Assists in computing RTO (Recovery Time Objectives) and RPO (Recovery Point Objectives) for backups by determining when/if the last full backup was performed. Then, add in the time it takes to apply any incremental backups to determine if you are meeting your SLAs.
NetBackup Disk Pool Forecast
Provides NetBackup disk pool statistics for the number of weeks in the selected period are examined to forecast the date when storage will run out within the next three years.
If the prediction is beyond three years, a status is returned.
Source Overall Status Summary
Considers sources for which backup jobs were not successful to determine risk. This rule helps in finding such sources by providing Status Summary.
Determining if source backups were successful is complicated, especially if there are multiple policies and schedules defined for that source and if there are multiple streams per backup set. Also there needs to be an established cutoff time to determine what to do if a source is still running or has not made all of its attempts.
The following criteria is considered:
1. If a source fails all of its jobs it is failed.
2. If a source successfully completes all of its jobs it is successful.
3. If a source completes all of its jobs with status 1 (skipped files) it was partially successful and probably OK.
4. If a source has a mixture of successful jobs and failed jobs, it needs further examination to determine if the jobs were truly successful.
Now, there is logic that can be applied to #4 in order to programmatically determine whether a source was successful or not, but that logic varies from customer to customer.
Sources Consecutive Failure
Evaluates sources where consecutive backups have failed or no backups have occurred for consecutive days. This rule examines the past 14 days of history, providing insights to possible problematic areas.
Best Practice: Schedule this rule to run every day at the end of the backup window.

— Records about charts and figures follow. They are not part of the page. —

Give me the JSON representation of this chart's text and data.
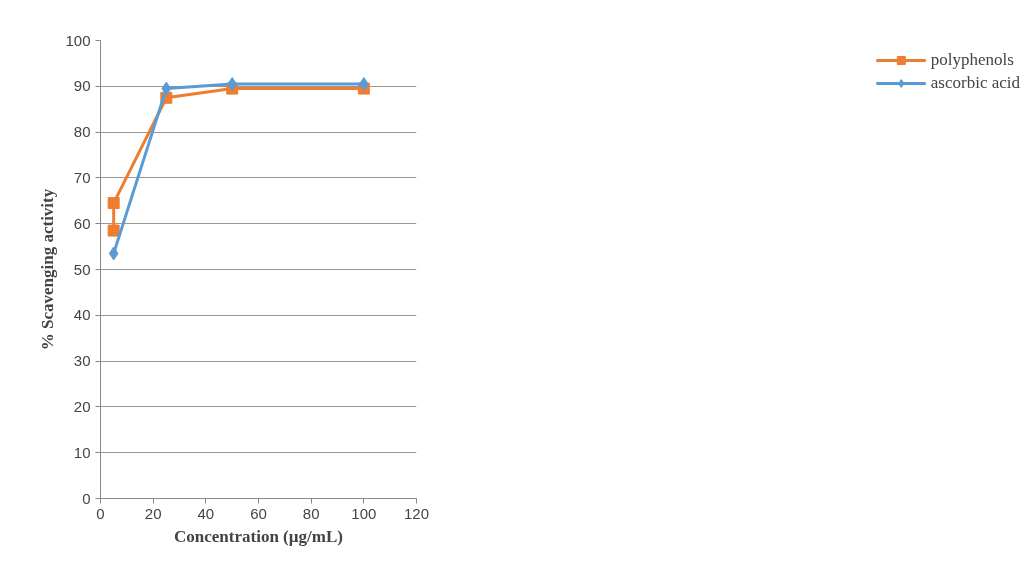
{
  "chart_data": {
    "type": "line",
    "xlabel": "Concentration (µg/mL)",
    "ylabel": "% Scavenging activity",
    "xlim": [
      0,
      120
    ],
    "xticks": [
      0,
      20,
      40,
      60,
      80,
      100,
      120
    ],
    "ylim": [
      0,
      100
    ],
    "yticks": [
      0,
      10,
      20,
      30,
      40,
      50,
      60,
      70,
      80,
      90,
      100
    ],
    "grid": "y",
    "legend": "right",
    "series": [
      {
        "name": "polyphenols",
        "color": "#ed7d31",
        "marker": "square",
        "x": [
          5,
          5,
          25,
          50,
          100
        ],
        "values": [
          58.5,
          64.5,
          87.5,
          89.5,
          89.5
        ]
      },
      {
        "name": "ascorbic acid",
        "color": "#5b9bd5",
        "marker": "diamond",
        "x": [
          5,
          25,
          50,
          100
        ],
        "values": [
          53.5,
          89.5,
          90.5,
          90.5
        ]
      }
    ]
  }
}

This rule works with any backup product.
Sources with No Recent Backups
Reviews details of sources that have not been backed up in a defined number of days to help determine if the sources are at risk.
Specify the number of days for which backups have not occurred to determine the risk.
Storage Rules
Host Multi-Pathing Exposure
Identifies hosts that are at risk because they have less than the specified number of paths. Examines LUN mappings of hosts that do not have multiple HBA ports and Array ports configured between a host and a LUN. Normally, the requirement is 2 HBA and 2 Array ports are configured, so when any HBA or Array port fails, there is another port to keep the connection between the host and the LUN.
Hot Array Ports
Identifies overactive array ports, which may indicate a risk to application performance.
Array port performance data is examined to identify spikes in data transferred.
Hot LUNs by Read IO
Reveals spikes in Read I/O performance metrics, which may indicate an area of risk. This rule uses a unique yet simple algorithm to identify abnormal performance patterns.
Hot LUNs by Read Response
Reveals spikes in Read Response Time metrics, which may indicate an area of risk. This rule uses a unique yet simple algorithm to identify abnormal performance patterns.
Hot LUNs by Write IO
Reveals spikes in Write I/O activity, which may indicate an area of risk. This rule uses a unique yet simple algorithm to identify abnormal performance patterns.
Hot LUNs by Write Response
Reveals spikes in Write Response Time metrics, which may indicate an area of risk. This rule uses a unique yet simple algorithm to identify abnormal performance patterns.
Thin Pool Forecast
Uses multi-vendor and multi-metric pool capacity and forecast data to identify storage at risk.
Virtualization Rules
VM Datastore Forecast
Examines VMWare datastore statistics for the number of weeks in the defined period to forecast the date when storage will run out within a three year period.
VM Guest Disk Forecast
Examines VMWare guest disk statistics for the number of weeks in the defined period to forecast the date when storage will run out within a three year period.